The easiest and most basic intervention is simply switching to open backed shoes or softer heel counters. Heel lifts-have small, lift inserts placed into the shoes above the heel-area can lift the heel and decrease the angle of pull on the calcaneus by the Achilles. For those with high arches, custom orthotics may help correct various, underlying biomechanics.

Ice for 15-20 minutes following activity to decrease the acute inflammatory response. Daily stretching of the calf musculature and Achilles will lengthen the structure decreasing tension at insertion. Oral NSAIDS may work in the acute phase to decrease inflammation, but will not address the structural abnormalities.

Physical therapy strengthening for the lower-limbs and stretching of the calf muscles could be helpful for long term results.

Surgical Correction and Recovery

Surgical management is initiated when conservative care has failed over time (up to several months). The classical surgical procedure is resection of the bone bump (called a calcaneal osteotomy or exostectomy) combined with retrocalcaneal bursectomy if the bursa is badly damaged. Good results can be achieved, although recovery takes three to six months.

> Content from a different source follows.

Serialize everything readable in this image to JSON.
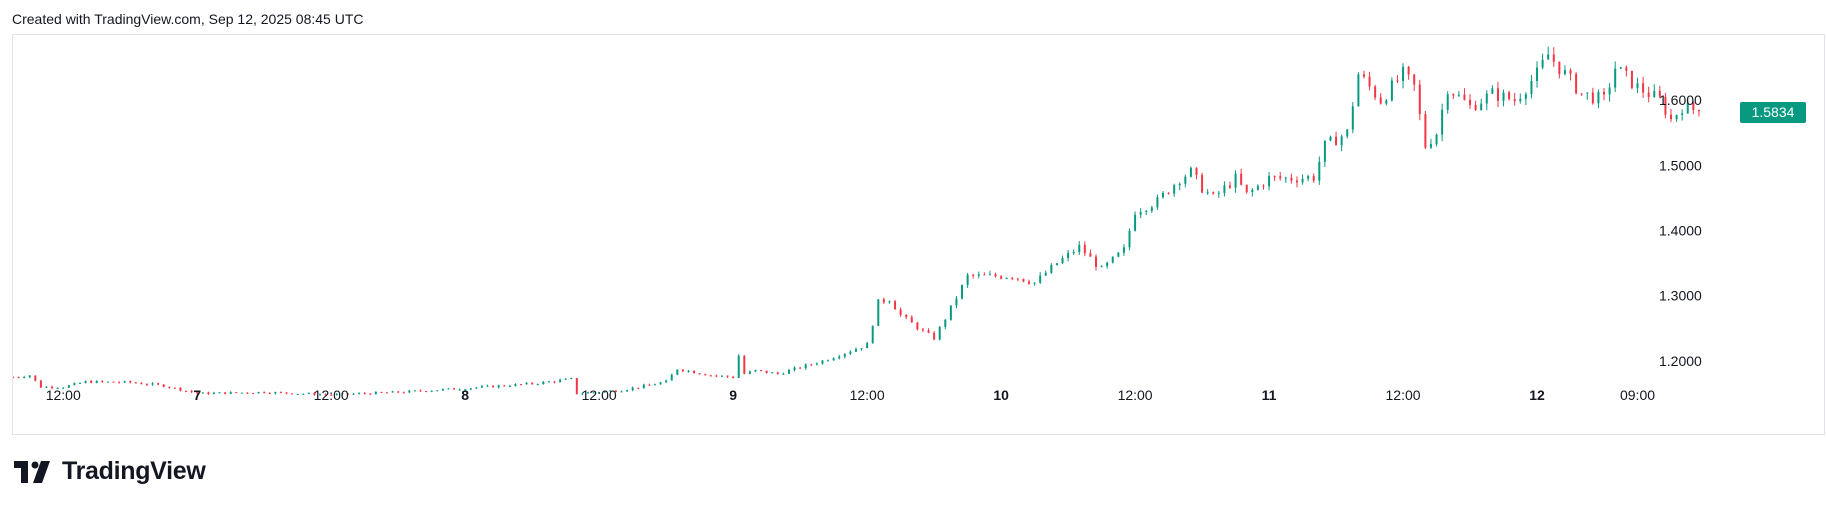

Patients will need a period of non-weight bearing for some time before rehabilitation is gradual. Return to high impact sport is also slow.

Long-Term Prevention and Lifestyle Tips

Selecting shoes with flexible, well-cushioned heel counters minimizes long-term distension of the calcaneus. Pay close attention to training terrains and avoid doing excessive uphill work, especially at high weekly mileages. Daily stretching of the calf muscle complex (especially the gastrocnemius and soleus) can mitigate the effects of continuing Achilles over-stretch.

Must be aware of heel health if had it in the past—relapse can occur if old shoe habits are reintroduced.